Hatırlarsınız, geçtiğimiz 23 Nisan’da Başbakan Erdoğan, koltuğunu emanet ettiği küçük Belgin’e bir cümle ile Başbakanlık dersi vermişti:

“Artık yetki senin; asarsın, kesersin, her şey sende…”

Belgin yaşından dolayı, o bir kaç dakikalık sembolik ‘iktidar’ deneyiminden alması gereken dersi alamamış olabilir, ancak Türkiye Cumhuriyeti Devleti vatandaşı olarak Başbakanının ne demek istediğini kavrayabileceği uzun yıllar var önünde.

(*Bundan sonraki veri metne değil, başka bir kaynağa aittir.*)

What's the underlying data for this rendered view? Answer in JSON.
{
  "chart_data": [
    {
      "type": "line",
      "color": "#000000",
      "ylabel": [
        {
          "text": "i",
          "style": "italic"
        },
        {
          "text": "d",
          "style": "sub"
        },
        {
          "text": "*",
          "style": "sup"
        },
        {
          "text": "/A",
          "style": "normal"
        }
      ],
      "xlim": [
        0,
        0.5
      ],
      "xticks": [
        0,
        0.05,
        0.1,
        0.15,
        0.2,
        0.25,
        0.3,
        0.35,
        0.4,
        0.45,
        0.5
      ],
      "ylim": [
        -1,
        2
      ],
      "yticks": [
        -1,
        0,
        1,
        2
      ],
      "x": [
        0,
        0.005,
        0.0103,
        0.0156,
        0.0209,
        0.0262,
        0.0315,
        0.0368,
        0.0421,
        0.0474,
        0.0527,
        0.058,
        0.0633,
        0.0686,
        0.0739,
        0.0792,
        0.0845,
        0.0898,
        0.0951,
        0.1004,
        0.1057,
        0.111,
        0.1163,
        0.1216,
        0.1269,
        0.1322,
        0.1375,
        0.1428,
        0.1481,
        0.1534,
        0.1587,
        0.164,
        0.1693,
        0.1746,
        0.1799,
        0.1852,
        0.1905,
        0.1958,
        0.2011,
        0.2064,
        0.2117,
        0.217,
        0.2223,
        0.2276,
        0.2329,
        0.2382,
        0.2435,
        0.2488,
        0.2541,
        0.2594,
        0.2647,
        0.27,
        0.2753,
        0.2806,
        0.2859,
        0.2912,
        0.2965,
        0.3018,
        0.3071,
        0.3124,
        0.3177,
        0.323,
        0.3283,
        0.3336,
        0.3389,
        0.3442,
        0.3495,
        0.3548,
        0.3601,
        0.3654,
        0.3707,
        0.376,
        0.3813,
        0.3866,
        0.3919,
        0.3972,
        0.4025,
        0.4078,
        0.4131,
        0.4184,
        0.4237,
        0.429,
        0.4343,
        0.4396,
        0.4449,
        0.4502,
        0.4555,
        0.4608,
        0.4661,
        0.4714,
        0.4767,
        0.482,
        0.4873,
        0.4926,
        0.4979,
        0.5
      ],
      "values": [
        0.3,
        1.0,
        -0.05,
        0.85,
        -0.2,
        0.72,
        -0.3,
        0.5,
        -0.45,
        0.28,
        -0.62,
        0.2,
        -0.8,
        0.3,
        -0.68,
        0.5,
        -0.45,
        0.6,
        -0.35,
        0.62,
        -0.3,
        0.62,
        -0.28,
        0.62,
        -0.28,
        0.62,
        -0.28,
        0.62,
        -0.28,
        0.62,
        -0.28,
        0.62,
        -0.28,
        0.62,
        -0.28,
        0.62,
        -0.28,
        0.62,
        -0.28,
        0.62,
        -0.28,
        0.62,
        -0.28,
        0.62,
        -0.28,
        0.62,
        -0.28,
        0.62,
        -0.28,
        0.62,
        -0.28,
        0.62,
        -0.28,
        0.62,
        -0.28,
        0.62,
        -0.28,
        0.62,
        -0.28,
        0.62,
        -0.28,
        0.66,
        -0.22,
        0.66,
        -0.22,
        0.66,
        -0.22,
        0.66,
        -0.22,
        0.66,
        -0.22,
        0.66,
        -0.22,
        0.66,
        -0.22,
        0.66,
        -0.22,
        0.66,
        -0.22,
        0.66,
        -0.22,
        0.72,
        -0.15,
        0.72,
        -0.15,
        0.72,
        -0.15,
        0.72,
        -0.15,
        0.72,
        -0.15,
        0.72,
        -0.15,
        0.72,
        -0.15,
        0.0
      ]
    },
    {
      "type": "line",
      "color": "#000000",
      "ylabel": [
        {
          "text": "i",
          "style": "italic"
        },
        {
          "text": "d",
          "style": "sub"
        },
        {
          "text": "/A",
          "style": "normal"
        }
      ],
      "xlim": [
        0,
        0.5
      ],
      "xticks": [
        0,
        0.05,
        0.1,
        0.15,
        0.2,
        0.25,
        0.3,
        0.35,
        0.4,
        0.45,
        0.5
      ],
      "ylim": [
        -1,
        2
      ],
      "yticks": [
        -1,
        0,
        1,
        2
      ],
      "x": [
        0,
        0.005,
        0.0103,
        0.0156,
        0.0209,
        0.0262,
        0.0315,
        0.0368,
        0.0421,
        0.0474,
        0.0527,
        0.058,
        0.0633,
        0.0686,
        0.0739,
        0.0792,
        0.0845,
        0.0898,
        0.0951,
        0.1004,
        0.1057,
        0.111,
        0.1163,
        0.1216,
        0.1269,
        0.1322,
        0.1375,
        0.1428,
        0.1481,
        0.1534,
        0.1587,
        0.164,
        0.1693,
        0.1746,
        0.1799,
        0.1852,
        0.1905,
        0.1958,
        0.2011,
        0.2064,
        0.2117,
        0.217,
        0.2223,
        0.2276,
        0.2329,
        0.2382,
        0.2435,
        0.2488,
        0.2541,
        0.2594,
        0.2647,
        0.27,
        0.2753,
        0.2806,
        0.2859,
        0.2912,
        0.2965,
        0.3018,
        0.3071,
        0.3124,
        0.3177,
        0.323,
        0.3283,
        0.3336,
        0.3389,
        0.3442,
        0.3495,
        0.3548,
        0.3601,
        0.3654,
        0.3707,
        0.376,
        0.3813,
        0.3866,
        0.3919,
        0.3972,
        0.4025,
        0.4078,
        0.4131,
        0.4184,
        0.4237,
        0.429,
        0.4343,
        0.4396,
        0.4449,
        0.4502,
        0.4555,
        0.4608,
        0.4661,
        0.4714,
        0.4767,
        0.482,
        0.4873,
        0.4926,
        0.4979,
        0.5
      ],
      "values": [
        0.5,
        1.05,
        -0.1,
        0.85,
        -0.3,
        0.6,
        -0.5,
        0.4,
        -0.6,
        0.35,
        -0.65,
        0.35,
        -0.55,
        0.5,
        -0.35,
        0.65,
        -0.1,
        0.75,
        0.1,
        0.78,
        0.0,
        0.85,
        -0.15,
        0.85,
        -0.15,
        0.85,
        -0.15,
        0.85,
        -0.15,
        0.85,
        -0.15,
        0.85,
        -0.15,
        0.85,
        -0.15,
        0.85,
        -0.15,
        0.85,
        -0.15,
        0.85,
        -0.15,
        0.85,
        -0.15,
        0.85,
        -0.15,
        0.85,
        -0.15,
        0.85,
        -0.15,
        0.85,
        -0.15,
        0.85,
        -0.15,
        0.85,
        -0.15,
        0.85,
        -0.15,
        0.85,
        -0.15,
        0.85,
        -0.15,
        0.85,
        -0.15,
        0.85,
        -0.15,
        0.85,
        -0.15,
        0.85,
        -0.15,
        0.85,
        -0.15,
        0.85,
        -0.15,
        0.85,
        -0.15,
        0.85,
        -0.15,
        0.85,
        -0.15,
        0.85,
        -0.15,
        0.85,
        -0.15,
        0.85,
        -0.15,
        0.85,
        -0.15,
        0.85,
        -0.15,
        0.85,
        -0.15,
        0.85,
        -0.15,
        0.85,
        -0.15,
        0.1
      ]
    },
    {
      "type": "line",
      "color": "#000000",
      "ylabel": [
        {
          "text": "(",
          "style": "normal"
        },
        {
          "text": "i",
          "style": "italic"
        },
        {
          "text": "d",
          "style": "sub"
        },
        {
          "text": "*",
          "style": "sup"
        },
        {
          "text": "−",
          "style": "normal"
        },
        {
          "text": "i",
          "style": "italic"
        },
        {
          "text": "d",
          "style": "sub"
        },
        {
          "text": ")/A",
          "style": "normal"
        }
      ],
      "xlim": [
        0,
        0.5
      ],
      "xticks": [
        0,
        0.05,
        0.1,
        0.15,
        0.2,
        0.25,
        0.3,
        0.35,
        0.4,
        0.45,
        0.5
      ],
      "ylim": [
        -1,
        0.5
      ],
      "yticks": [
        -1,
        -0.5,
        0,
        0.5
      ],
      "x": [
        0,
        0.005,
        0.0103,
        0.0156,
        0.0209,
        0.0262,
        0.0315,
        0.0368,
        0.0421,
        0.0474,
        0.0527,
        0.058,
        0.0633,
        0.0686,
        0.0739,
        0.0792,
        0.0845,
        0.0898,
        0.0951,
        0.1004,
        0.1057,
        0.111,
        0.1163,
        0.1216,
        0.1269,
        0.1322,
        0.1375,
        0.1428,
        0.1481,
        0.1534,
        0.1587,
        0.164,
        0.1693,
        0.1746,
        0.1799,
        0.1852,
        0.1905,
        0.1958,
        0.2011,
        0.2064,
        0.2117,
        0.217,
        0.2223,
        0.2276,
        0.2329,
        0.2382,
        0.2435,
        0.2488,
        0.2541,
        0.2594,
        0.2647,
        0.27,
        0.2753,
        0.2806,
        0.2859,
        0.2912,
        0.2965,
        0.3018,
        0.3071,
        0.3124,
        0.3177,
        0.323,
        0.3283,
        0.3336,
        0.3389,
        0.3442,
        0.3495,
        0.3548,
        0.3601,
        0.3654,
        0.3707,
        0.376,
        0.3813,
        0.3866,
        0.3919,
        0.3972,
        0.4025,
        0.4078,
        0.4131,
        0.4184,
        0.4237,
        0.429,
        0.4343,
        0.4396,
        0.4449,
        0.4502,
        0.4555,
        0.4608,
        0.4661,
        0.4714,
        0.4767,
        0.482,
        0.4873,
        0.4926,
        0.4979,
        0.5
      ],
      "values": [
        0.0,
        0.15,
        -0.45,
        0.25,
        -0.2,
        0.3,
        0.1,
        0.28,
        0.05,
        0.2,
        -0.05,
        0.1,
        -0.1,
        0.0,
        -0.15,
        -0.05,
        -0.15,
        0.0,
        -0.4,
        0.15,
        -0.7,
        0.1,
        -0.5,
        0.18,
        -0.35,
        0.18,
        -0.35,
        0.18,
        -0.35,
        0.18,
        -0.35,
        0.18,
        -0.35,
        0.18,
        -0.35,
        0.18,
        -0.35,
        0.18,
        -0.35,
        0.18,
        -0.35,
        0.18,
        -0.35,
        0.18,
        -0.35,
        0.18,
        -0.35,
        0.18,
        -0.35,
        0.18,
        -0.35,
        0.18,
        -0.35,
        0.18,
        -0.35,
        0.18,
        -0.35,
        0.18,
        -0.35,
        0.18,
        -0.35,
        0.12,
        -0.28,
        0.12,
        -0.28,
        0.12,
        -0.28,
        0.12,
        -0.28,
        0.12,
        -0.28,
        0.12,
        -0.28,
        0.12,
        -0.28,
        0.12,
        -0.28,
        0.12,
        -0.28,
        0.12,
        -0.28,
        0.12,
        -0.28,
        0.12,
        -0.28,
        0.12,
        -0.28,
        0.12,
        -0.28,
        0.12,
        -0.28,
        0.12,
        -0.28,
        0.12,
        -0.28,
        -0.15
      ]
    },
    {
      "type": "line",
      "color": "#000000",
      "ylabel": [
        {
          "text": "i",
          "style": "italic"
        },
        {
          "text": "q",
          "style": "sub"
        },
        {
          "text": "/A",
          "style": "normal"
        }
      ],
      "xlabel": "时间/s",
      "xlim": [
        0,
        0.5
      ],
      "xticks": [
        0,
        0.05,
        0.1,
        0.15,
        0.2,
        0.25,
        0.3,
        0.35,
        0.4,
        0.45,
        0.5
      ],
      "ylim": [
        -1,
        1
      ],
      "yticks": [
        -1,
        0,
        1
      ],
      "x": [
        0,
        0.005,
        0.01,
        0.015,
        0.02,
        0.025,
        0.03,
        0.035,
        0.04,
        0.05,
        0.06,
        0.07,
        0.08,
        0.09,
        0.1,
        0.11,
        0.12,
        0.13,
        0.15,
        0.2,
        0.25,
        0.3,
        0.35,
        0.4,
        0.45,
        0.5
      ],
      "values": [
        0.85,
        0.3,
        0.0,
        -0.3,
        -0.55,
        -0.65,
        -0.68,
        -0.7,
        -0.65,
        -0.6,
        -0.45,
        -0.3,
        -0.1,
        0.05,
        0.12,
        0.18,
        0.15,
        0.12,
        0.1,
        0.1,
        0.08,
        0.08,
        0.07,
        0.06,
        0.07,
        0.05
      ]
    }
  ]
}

Türkiye’de siyaset hep çok kirli, hep çok derin, hep çok güvenilmez yapıların iç içe geçtiği, hep çok ‘şaibeli’ bir alan olagelmişti ancak hiç bu kadar ‘açığa’ düşmemiş, böylesine çırılçıplak kalmamıştı.

Kendi kendimize, son on yılda demokrasi bu kadar ‘ileri’ giderken nasıl oluyor da haklarımız bu kadar daralıyor, yolsuzluk bu kadar artıyor, kardeşçe yaşamak bu kadar zorlaşıyor, şiddet bu kadar yaygınlaşıyor, diye sorup duruyorduk ki 17 Aralık sabahına uyandık.

17 Aralık’ta gizli bir el (Cemaat ya da adı her ne ise) 90’lı yılların kirli siyasetinin has adamlarından -ya da mimarlarından diyelim- Mehmet Ağar’ın ‘yapamam’ dediği şeyi yaptı; kendisinin de yapı taşlarından biri olduğu duvardan  bir kaç ‘tuğla’yı çekiverdi ve biz  şimdi tüm duvarın gürültüyle, tozu dumana katarak yıkılmaya meylettiğine şahit oluyoruz.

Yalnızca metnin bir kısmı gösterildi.